CLO Volume: Do I Hear $40B?


In the first quarter, $30 billion seemed a lofty forecast for 2012 issuance of CLOs. Now, the market appears to be headed toward $40 billion by year’s end. 

In September, collateralized loan obligation volume hit that $30 billion mark; and total CLO issuance year-to-date stands at more than $33 billion via 78 deals, according to Royal Bank of Scotland analysts.

In light of promising market conditions and a robust deal pipeline, analyst predictions are now coming in at $35 billion or more for the year.  “We believe managers and arrangers will try to maximize the amount of deals to take advantage of favorable current market conditions,” Kenneth Kroszner, a CLO strategist with RBS, said in an email. “Given the recent surge in the primary market, we anticipate issuance totals to reach between $40 billion and $45 billion by year’s end.”

One market player noted roughly 25 deals in the pipeline, with many managers pushing to theirs done by the Thanksgiving holiday. All of this means that the last few months of 2012 could see as much CLO volume as all of 2011, when approximately $13 billion priced.

The most recent deal raised, by Apollo Management, was also the year’s largest backed by widely syndicated loans at $722 million, topping a $719 million fund raised by Ares Management in August. ALM VII is Apollo’s third CLO this year, the firm said in a statement. It priced a $436.7 million transaction in February and a $514 million CLO in June.

The majority of this year’s surge in volume has been ushered in by private-equity backed CLO managers, such as Apollo and Blackstone/GSO, as well as market veterans, such as Ares and Credit Suisse Asset Management. But the market has also seen managers with just a couple of deals under their belt return this year for the first time since the crisis. And debut issuers—such as Sound Point Capital Management and Valcour Capital Management, which priced their first CLOs in September—have made their mark as well, albeit a small one compared to private equity-backed behemoths.  

Making all of this new issuance possible is significant demand for CLO paper. With the Federal Reserve keeping interest rates near zero in an attempt to boost the economy, investors are on a hunt for yield. And for highly rated investments, CLOs offer attractive spreads compared to other asset classes, which is drawing in regional banks and institutional investors such as pension funds, endowments, and insurance companies.

“I think the search for yield is very significant in driving the market. CLOs have now really hit the radar screen of those trying to get additional yield,” said Julian Black, head of structured finance at Appleby. “On that point, compared to say, credit cards, the triple-As on CLOs can yield seven times as much as the triple-As on credit cards.” 

Spreads on new-issue CLOs, while trending in, are in the area of Libor plus 140 bps for triple-A paper (down from the 150s during the summer). “As most other triple-A securitized products are well inside 100 bps, CLO triple-A’s offer significant value, especially in the context of bank return on equity,” JPMorgan analysts noted in a Sept. 22 report.

The analysts reckon that spreads will tighten to 125 bps by the end of the year.
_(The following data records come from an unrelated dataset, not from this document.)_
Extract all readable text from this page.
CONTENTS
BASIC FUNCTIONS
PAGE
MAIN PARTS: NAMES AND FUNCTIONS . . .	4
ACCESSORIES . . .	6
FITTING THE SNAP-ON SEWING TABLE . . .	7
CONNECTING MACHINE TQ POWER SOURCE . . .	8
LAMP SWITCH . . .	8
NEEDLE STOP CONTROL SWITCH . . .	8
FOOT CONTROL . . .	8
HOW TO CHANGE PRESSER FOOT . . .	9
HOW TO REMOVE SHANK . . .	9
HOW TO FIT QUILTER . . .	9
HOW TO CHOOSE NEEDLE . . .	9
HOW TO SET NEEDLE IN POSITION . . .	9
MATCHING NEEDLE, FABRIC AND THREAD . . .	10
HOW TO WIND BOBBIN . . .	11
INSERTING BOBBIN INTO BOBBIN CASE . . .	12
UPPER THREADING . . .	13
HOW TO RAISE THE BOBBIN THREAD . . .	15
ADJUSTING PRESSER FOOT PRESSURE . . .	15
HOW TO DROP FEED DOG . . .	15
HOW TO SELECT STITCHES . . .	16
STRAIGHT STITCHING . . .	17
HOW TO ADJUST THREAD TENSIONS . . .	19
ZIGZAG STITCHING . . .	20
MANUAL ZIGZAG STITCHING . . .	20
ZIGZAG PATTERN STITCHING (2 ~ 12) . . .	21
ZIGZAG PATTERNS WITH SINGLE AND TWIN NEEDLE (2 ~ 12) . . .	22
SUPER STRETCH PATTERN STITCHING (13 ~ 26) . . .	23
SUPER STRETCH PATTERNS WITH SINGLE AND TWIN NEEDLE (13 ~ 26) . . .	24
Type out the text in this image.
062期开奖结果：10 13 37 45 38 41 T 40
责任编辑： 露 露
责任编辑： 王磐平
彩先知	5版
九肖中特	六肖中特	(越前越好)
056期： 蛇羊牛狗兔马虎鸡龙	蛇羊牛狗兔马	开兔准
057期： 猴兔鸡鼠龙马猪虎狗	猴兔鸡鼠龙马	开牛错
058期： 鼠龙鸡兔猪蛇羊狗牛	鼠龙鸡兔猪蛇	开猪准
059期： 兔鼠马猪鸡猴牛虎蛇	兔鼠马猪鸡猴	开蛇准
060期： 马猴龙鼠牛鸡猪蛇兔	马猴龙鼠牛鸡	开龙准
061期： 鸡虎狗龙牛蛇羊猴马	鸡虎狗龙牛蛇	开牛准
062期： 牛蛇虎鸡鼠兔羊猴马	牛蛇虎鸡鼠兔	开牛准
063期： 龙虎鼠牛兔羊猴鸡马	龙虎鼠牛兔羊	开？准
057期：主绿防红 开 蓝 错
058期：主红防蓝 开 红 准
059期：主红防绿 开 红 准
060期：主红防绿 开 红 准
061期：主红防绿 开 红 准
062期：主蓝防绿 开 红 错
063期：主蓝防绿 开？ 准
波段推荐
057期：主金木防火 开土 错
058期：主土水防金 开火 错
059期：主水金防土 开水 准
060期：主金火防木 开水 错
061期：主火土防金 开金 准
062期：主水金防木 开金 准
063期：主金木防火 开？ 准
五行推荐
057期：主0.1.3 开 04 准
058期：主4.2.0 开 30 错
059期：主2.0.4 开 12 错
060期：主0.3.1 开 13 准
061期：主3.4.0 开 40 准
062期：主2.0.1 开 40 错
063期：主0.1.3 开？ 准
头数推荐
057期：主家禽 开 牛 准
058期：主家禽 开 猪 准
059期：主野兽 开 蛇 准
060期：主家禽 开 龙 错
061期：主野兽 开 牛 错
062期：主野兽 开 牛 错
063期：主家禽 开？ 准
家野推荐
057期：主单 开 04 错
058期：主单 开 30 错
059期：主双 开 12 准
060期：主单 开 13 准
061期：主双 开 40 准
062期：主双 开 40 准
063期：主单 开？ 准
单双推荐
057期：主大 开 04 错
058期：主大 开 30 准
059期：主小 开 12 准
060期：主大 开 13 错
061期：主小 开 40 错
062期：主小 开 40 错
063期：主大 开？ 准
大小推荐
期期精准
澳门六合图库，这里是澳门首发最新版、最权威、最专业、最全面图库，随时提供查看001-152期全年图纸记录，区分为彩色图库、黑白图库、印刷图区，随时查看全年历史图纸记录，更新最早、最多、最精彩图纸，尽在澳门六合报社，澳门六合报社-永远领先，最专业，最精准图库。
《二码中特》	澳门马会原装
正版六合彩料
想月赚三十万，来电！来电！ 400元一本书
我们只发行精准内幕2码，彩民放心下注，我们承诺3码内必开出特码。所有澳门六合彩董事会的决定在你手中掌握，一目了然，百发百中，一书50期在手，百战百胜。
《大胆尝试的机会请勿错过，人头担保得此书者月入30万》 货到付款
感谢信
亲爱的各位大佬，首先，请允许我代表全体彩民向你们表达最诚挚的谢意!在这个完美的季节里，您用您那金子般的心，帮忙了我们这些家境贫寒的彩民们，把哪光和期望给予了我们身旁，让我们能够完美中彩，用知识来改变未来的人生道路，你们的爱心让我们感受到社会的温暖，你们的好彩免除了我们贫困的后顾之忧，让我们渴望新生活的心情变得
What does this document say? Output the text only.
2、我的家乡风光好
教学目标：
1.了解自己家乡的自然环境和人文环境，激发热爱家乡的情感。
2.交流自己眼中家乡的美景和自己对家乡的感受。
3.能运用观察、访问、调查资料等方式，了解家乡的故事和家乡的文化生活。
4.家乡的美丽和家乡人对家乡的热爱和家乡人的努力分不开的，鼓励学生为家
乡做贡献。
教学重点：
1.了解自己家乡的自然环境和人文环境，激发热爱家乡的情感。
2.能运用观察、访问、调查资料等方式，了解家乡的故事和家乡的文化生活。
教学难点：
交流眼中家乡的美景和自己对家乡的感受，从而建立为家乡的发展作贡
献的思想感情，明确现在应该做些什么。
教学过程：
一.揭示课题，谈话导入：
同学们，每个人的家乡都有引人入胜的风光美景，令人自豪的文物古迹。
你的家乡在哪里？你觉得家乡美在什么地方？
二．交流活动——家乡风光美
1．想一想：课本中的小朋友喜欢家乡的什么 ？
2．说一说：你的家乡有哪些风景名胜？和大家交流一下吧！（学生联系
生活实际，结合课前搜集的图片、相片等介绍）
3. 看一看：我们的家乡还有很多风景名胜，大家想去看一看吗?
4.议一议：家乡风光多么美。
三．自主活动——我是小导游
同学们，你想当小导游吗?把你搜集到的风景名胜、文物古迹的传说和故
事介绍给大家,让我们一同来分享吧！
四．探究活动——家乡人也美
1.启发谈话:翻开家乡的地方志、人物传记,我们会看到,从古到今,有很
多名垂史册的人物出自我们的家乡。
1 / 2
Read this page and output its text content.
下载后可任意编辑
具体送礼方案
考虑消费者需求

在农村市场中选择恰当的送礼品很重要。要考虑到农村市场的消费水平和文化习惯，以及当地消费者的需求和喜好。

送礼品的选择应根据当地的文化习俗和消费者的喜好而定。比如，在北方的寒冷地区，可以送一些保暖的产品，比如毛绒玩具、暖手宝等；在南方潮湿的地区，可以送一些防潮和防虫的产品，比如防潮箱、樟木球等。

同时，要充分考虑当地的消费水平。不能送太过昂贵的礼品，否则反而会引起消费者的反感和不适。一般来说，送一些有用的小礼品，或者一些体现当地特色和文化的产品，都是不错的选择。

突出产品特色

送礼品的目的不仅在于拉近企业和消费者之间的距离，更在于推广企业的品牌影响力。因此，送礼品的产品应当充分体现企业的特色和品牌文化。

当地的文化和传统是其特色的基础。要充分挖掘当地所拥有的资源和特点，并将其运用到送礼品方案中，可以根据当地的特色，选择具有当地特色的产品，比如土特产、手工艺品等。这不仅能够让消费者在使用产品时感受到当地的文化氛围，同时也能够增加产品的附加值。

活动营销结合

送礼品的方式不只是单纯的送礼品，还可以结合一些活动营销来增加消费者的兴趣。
However, this is still wider than the low of 120 in June and July of 2011. They go on to forecast year-end mezzanine spreads, with triple-B’s at Libor plus 500 bps, and double-B’s at Libor plus 650 bps.


“We’re now seeing new investors buying at all levels of the capital structure,” a CLO manager said. “And that wasn’t necessarily the case earlier in the year.”

Another phenomenon allowing smaller, lesser-known managers to enter or re-enter the market has to do with the ability to get a deal done without a warehouse. Warehousing—buying and holding the underlying assets for a CLO before launching the deal—was common practice before the crisis, enabled by investment banks providing 100% warehouse funding.

That funding stopped after the financial meltdown; banks now typically require the CLO manager to put up roughly 20-25% of the “seed” money themselves. This, along with a considerable amount of industry consolidation, could have portended a market made up exclusively of mangers backed by deep-pocketed private equity and insurance companies. But lucky for the new kids on the block, market conditions have eliminated the requisite of a warehouse. 

That’s because, while loan prices have recovered substantially since the financial crisis, it is still possible to buy a significant amount of assets on the secondary under par, which means that a CLO manager can now print a deal, with the promise of what will be bought and at what price, then snatch up secondary market loans after the fact.

Market participants say roughly 40% to 50% of today’s new-issue CLOs are warehoused.